The cost of code is huge, not only do you need competent software engineers to write the code, but first you need people who can translate business requirements into technical requirements... and then you're burdened with the costs of running, maintaining and iterating on that code as the business evolves.
If you could cut all of that out and instead have the people defining the business requirements design the software (through the use of a no-code platform) your business would be orders of magnitude more efficient. Historically, magical all-in-one configurable platforms (like Salesforce) were unwieldy and required experts to operate them, but that's no longer the case. The world is becoming much more mature, and businesses can achieve so much without owning a single line of code.
There'll always be technology that needs to be built, and code is a great tool for building technology, but most businesses don't need to build technology, they need to use technology. If you're opening your first grocery store, you rent a building, you don't hire architects and construction workers. The immaturity of technology has historically made that approach to business quite difficult, however, that's rapidly changing.

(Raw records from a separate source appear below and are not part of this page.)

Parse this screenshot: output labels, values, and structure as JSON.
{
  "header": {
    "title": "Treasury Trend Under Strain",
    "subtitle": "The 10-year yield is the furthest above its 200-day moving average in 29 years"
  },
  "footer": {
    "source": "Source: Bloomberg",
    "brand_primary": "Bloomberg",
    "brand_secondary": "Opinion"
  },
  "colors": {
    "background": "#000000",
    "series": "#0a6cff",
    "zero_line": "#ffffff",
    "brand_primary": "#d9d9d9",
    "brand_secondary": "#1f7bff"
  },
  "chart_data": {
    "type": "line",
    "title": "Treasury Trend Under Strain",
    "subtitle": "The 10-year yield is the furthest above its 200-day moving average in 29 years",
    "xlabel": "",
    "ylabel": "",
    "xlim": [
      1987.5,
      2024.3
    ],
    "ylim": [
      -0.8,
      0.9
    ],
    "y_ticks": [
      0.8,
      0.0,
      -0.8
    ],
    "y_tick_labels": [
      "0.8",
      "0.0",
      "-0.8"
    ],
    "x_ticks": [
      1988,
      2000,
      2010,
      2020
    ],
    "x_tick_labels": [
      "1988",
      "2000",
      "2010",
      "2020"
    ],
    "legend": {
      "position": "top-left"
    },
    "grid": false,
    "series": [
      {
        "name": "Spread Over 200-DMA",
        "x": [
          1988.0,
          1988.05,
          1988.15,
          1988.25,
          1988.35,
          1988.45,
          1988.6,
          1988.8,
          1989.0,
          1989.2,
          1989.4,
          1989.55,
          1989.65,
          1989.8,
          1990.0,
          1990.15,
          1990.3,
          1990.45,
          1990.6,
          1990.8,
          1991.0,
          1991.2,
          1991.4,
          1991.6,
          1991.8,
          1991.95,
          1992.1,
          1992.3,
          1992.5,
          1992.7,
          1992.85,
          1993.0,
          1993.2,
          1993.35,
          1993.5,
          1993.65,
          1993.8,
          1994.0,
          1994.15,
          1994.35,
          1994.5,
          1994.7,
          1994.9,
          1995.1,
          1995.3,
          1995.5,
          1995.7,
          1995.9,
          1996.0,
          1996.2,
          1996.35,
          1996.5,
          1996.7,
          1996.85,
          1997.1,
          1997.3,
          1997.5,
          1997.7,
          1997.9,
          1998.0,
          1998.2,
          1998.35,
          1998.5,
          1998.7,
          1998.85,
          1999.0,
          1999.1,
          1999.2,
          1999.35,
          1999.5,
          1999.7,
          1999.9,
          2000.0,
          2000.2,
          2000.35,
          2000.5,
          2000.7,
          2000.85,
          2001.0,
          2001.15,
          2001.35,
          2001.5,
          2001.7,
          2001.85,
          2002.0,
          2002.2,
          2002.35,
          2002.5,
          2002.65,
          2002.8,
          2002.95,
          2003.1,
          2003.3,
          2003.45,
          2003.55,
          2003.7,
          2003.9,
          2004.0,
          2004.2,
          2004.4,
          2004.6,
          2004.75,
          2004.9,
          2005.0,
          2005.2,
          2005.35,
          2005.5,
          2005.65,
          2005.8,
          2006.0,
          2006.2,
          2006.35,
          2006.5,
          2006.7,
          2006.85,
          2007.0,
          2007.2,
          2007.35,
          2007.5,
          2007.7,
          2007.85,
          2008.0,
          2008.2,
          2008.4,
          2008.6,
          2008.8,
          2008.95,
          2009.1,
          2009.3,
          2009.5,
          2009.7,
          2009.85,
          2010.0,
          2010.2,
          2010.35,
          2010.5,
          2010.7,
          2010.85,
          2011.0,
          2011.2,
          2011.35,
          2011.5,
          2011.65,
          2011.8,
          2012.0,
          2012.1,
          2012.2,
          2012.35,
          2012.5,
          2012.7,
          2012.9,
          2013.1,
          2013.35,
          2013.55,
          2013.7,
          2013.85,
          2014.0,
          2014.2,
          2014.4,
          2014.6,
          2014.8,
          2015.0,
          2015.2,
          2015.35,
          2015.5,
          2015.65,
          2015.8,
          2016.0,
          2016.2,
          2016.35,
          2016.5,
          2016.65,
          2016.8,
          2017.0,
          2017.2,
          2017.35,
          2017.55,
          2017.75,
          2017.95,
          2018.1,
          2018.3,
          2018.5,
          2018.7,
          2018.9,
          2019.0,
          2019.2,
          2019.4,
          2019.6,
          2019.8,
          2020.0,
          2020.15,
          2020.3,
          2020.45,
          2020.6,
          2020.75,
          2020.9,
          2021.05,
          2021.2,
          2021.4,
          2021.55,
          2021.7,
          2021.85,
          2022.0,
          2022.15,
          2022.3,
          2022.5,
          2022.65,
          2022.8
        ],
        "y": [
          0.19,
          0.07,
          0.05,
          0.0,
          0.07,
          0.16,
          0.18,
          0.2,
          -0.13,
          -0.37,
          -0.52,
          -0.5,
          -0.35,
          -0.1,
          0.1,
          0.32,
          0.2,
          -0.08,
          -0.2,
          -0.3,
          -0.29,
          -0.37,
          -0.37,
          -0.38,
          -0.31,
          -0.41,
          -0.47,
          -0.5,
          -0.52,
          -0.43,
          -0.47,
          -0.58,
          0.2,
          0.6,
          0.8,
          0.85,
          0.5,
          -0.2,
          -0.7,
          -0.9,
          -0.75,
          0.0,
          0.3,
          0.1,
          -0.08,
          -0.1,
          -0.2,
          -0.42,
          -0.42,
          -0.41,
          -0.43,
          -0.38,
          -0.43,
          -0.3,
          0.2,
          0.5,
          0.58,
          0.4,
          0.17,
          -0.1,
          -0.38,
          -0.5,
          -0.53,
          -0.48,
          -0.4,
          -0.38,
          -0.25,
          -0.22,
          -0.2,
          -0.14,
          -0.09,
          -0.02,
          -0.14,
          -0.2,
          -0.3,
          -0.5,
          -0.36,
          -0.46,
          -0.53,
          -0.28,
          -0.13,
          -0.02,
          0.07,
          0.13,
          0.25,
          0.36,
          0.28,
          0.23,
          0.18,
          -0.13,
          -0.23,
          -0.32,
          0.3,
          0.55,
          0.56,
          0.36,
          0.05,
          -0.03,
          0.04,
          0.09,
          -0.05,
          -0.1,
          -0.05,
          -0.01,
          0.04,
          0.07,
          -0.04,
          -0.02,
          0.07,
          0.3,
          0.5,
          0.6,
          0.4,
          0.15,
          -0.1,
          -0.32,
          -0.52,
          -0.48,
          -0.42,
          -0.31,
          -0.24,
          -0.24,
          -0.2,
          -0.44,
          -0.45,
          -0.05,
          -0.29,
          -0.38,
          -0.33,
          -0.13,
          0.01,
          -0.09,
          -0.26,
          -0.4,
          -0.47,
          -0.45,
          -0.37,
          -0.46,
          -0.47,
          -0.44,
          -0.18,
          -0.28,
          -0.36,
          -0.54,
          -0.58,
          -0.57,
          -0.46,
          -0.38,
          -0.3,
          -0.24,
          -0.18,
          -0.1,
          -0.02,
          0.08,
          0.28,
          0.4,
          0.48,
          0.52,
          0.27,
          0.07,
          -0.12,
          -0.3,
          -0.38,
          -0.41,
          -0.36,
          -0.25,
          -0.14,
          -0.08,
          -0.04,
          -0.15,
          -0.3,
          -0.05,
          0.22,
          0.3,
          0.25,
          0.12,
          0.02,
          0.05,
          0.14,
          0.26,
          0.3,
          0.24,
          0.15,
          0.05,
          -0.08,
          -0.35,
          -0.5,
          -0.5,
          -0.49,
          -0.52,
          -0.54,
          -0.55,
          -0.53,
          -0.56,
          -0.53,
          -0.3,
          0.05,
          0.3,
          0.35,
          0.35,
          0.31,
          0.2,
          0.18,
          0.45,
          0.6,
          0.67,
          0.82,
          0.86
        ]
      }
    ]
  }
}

As Software Engineers, we get caught up in believing that because you can do anything with code, code is the right tool. That's a misunderstanding of business, though: given the choice between 2 tools, 1 that can do 90% of what the business needs and 1 that can do 100% of what the business needs but costs an order of magnitude more and has far greater risk then any rational business would choose the former.
If you spend much time interfacing with non-technical people in businesses, you'll often discover that they have an acrimonious relationship with technology in their business, because so much of the technology we build is caught up in the what and not the why. Code generation does not solve that problem, empowering non-technical people to own their business processes does.
Code generation is a tool for 2000, not 2030. I would bet my career that in 2030, there'll be less code produced per year (human authored + generated) than there is today.